Consider the major symptoms of bipolar disorder. For example, irritability. A waiter who once rubbed Caravaggio the wrong way, filed this report with the police:
About 17 o’clock the accused, together with two other people, was eating in the Moor’s restaurant at La Maddalena, where I work as a waiter. I brought them eight cooked artichokes, four cooked in butter and four fried in oil. The accused asked me which were cooked in butter and which fried in oil, and I told him to smell them, which would easily enable him to tell the difference.
He got angry and without saying anything more, grabbed an earthenware dish and hit me on the cheek at the level of my moustache, injuring me slightly… and then he got up and grabbed his friend’s sword which was lying on the table, intending perhaps to strike me with it, but I got up and came here to the police station to make a formal complaint…
Anyone who has dealt with a bipolar loved one knows of the startling speed at which their moods can change almost instantaneously to the opposite, for no apparent reason.
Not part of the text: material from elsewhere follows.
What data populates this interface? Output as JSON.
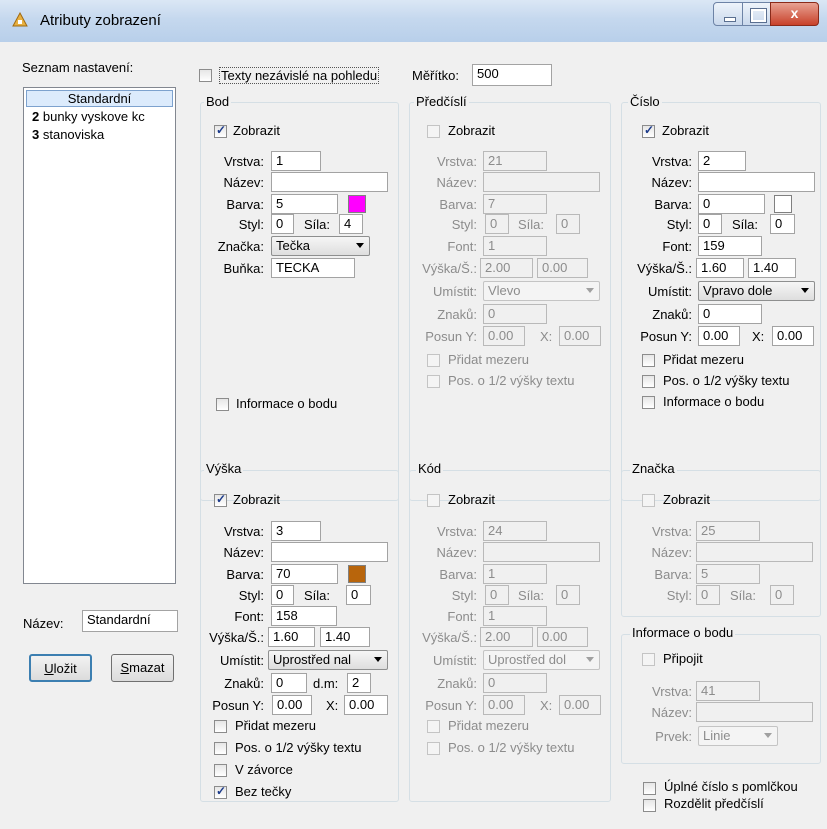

A reckless pursuit of gratification? Check. Inflated self esteem (in the manic phase)? This could account for his boasting of protection he didn’t really have. One of the documents describes him as working intensely a fortnight at a time, then ‘swaggering about’ for a month accomplishing nothing, which could be due to the poor concentration often noted in the depressive phase. He also displayed a decreased need for sleep (again, a symptom of the manic phase) and a general impulsiveness. Suffice it to say that Caravaggio had most if not all of the accepted bipolar symptoms.
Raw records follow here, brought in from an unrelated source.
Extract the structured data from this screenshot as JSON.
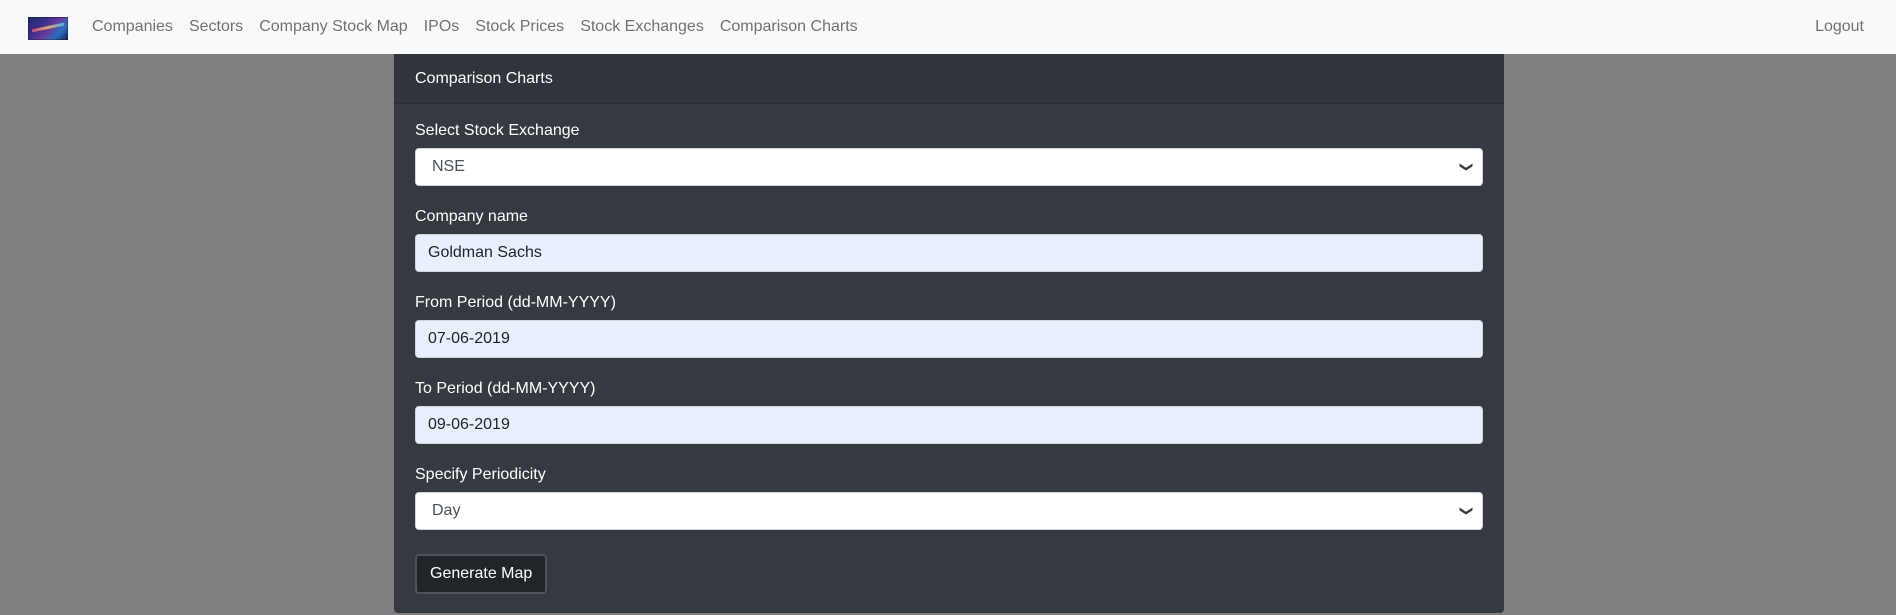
{
  "navbar": {
    "logo": "app-logo",
    "links": [
      "Companies",
      "Sectors",
      "Company Stock Map",
      "IPOs",
      "Stock Prices",
      "Stock Exchanges",
      "Comparison Charts"
    ],
    "logout": "Logout"
  },
  "card": {
    "title": "Comparison Charts",
    "exchange": {
      "label": "Select Stock Exchange",
      "value": "NSE"
    },
    "company": {
      "label": "Company name",
      "value": "Goldman Sachs"
    },
    "from_period": {
      "label": "From Period (dd-MM-YYYY)",
      "value": "07-06-2019"
    },
    "to_period": {
      "label": "To Period (dd-MM-YYYY)",
      "value": "09-06-2019"
    },
    "periodicity": {
      "label": "Specify Periodicity",
      "value": "Day"
    },
    "submit_label": "Generate Map"
  },
  "colors": {
    "page_background": "#808080",
    "navbar_background": "#f8f9fa",
    "card_background": "#343a40",
    "button_background": "#212529",
    "autofill_input": "#e8f0fe"
  }
}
Could the father of modern painting have been bipolar? I’m not an expert, but it seems possible.
I love Michelangelo’s “Doubting of St. Thomas.” Who cares if he was bipolar?Manic depression is a gift and I’m thankful for it! I love being bipolar… It sucks! :):
You’re right, it doesn’t make much difference in the overall scheme of things. I was simply struck by the way the symptoms seem to fit. That, and I can’t help but wonder if it may provide some insight to his creativity, since I have known two bipolar people (one my roommate) and both were brilliantly creative.
I’ve thought for a long time that Caravaggio was bipolar. Alot seems to fit and I know what you mean in terms of ‘who cares if he was bipolar’ but it’s interesting in terms of his images. I find my ability to create changes with different points in my bipolar cycles, the type and quality of images I create also changes, as does what I destroy or save.
It seems to be that way with all sorts of creative people (writers, actors, etc.) as well as artists. I’ve always been fascinated by what I perceive as the connection between bipolar disorder and creativity.
I’ve visited your website and blog. You’re a very talented individual. I hope you don’t mind if I post links. Cheers.